May 31, 2012
Penguin, Macmillan answer DOJ lawsuit, accuse the Justice Department of siding with “monopolist retailer Amazon”
by Kelly Burdick
Six weeks after the Department of Justice filed an antitrust suit against Apple and five of New York’s Big Six publishers, the two standing publisher defendants, Penguin and Macmillan, formally answered Justice department charges of price fixing in extensive legal filings. (HarperCollins, Hachette, and Simon & Schuster settled before the suit was even filed. Apple filed its own reply to the DOJ suit last week, per this MobyLives report.)
The real treat is the filing from Penguin (PDF here). The company’s answer to the DOJ suit is an energetic and wide-ranging defense of its negotiations with Apple and subsequent move to the agency model.
The filing begins by defending the agency model itself, which it claims “has specifically been found by the U.S. Supreme Court to be a legitimate way to do business.” (A strategy that MobyLives predicted might be used.) And it then bluntly declares the reasons why Penguin decided to work with Apple under agency terms. For one, it needed a way to combat the power of Amazon, which is amazingly referred to throughout the filing as the “monopolist retailer Amazon.” The DOJ itself is accused of ignoring the complexity of the ebook business and instead siding “with a monopolist.”

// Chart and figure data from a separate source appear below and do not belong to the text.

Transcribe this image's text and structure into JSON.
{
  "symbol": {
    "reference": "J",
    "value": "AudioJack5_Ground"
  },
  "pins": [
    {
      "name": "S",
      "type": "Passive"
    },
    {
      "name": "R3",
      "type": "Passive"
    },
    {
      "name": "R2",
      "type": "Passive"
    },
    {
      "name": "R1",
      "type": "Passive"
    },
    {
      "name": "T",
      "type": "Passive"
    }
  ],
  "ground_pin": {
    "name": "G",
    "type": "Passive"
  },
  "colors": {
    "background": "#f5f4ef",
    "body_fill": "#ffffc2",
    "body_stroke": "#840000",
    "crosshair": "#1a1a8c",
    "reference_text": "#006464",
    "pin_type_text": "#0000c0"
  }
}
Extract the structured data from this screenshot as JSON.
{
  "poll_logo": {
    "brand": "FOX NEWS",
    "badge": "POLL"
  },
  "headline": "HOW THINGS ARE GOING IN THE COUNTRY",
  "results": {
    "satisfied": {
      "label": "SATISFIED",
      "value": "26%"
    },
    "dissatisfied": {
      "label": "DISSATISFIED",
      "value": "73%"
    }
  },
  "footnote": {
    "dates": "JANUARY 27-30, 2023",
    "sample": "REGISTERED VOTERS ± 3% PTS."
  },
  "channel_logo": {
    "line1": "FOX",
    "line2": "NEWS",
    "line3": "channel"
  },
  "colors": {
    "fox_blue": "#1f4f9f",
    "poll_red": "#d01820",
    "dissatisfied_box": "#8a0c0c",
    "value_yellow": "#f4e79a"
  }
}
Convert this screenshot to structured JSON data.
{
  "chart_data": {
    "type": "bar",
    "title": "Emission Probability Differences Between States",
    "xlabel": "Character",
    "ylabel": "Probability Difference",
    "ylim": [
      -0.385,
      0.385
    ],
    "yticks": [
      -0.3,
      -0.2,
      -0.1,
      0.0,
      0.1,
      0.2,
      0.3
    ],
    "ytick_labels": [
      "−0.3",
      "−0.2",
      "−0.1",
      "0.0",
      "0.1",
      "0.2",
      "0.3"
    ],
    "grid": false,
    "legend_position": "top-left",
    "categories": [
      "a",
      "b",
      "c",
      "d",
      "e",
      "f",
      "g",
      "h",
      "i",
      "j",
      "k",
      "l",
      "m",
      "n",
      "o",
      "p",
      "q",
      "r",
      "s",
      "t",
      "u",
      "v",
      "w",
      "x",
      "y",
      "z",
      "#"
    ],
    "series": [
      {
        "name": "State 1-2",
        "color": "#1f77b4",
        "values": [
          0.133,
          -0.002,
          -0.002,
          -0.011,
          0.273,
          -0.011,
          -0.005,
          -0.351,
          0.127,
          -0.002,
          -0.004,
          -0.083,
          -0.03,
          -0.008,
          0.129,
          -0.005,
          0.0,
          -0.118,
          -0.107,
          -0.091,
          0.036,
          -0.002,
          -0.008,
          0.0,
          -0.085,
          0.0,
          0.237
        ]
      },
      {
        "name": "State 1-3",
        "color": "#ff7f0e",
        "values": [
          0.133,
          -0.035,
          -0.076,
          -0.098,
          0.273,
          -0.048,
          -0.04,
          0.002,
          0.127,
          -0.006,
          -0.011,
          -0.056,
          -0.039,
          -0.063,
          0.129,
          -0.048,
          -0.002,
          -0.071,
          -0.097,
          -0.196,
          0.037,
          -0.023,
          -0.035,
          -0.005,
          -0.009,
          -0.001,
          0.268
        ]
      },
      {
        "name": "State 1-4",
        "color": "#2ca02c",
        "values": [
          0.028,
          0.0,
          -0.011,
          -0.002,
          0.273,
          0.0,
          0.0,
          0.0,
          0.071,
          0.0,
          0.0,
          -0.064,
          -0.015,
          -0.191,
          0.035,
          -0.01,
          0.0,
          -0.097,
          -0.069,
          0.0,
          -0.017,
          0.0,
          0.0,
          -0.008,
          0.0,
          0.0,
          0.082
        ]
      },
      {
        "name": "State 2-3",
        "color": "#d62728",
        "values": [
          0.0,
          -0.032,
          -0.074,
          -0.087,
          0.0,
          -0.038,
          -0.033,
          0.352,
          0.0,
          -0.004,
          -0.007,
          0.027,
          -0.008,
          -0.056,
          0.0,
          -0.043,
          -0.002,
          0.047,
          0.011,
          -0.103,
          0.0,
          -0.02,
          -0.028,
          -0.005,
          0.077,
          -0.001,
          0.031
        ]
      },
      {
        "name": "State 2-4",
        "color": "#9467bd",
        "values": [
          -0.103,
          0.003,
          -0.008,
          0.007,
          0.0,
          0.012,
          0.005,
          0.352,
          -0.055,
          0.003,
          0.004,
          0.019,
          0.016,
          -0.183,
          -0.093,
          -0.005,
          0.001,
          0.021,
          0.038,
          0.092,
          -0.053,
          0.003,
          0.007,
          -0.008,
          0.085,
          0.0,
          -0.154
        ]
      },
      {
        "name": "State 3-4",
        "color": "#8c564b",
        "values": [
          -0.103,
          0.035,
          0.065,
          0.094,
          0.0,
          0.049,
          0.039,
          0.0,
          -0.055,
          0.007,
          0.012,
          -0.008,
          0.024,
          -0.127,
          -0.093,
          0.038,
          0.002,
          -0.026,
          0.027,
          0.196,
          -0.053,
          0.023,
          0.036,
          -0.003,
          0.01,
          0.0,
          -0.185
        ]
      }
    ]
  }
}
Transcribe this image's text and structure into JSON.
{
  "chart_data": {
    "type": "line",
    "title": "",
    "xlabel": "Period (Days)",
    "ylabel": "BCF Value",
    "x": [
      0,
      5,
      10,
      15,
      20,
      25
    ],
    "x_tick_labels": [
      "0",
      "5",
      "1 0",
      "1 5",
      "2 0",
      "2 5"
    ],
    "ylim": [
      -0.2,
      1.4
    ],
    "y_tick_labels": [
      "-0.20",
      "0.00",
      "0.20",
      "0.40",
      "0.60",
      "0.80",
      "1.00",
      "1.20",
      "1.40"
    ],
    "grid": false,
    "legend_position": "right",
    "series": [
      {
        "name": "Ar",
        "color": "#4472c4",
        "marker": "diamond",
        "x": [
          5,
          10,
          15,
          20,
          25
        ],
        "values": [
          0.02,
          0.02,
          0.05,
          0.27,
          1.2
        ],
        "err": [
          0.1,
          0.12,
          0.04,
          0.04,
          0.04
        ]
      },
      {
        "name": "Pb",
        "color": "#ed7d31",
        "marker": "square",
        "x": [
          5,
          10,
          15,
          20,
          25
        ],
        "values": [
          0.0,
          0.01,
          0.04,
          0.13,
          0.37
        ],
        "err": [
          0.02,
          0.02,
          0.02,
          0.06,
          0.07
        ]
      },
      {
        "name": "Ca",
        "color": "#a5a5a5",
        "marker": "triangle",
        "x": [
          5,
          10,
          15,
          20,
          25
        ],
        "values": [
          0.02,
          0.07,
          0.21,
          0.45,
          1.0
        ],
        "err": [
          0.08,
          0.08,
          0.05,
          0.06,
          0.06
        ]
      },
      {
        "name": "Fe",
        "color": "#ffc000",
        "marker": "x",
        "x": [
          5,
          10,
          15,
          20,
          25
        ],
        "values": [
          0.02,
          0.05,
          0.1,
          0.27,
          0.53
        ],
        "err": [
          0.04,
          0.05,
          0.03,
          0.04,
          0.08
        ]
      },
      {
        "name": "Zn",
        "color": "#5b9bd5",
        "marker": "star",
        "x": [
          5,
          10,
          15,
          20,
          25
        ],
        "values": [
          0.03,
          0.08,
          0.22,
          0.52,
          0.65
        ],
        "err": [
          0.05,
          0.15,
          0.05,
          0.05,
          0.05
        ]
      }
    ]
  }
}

Amazon’s Kindle platform, in Penguin’s view, raised a significant barrier to entry to the ebook market, with online and brick-and-mortar book retailers being effectively shut out of an emerging market. Kindle, Penguin further alleges, locked consumers into a proprietary platform, and its practice of “loss-leading” sales further consolidated the company’s grip on the ebook business.
In reference to the DOJ-alleged anti-competitive effects of the agency pricing model, Penguin argues that price competition has not ceased “under the agency model; it has simply moved to the manufacturer (publisher) level with regard to publishers that have adopted that model.” Amazon’s model of selling at $9.99, Penguin says, was hardly a model at all, it was a strategy that involved nothing “other than selling product at a loss.”
Penguin admits to understanding the difficulties of breaking away from Amazon: Penguin had “extensive experience with Amazon that convinced Penguin that dealing with a new and credible retailer like Apple would probably provoke serious retaliation by Amazon.” Penguin also points out that Amazon itself had demanded “most favored nation” provisions in its contracts, a key charge against Apple, which got a version of a “most favored nation” clause in its iBookstore contracts.
Macmillan’s reply (PDF here) is more subdued. It claims that Macmillan also worried about the “monopolization of the ebook business,” but flatly states that its negotiations with Apple were “bilateral.”
As to DOJ allegations that the six largest publishers hatched their conspiracy to raise ebook prices at a series of secret dinners, twice held in a private room at the Picholine restaurant in Manhattan, Macmillan notes simply that “For the record: Macmillan did not conspire with other publishers in New York City restaurants.” The dinners, instead, were “social in nature…. No conspiracy was hatched over any such dinner.” The dinners are also contested in Penguin’s reply to the DOJ: according to Penguin, “potential joint venture proposals” (such as aNobii, Project Muse, and Bookish) were discussed, but the meetings were “social in nature.”
Kelly Burdick is the former executive editor of Melville House.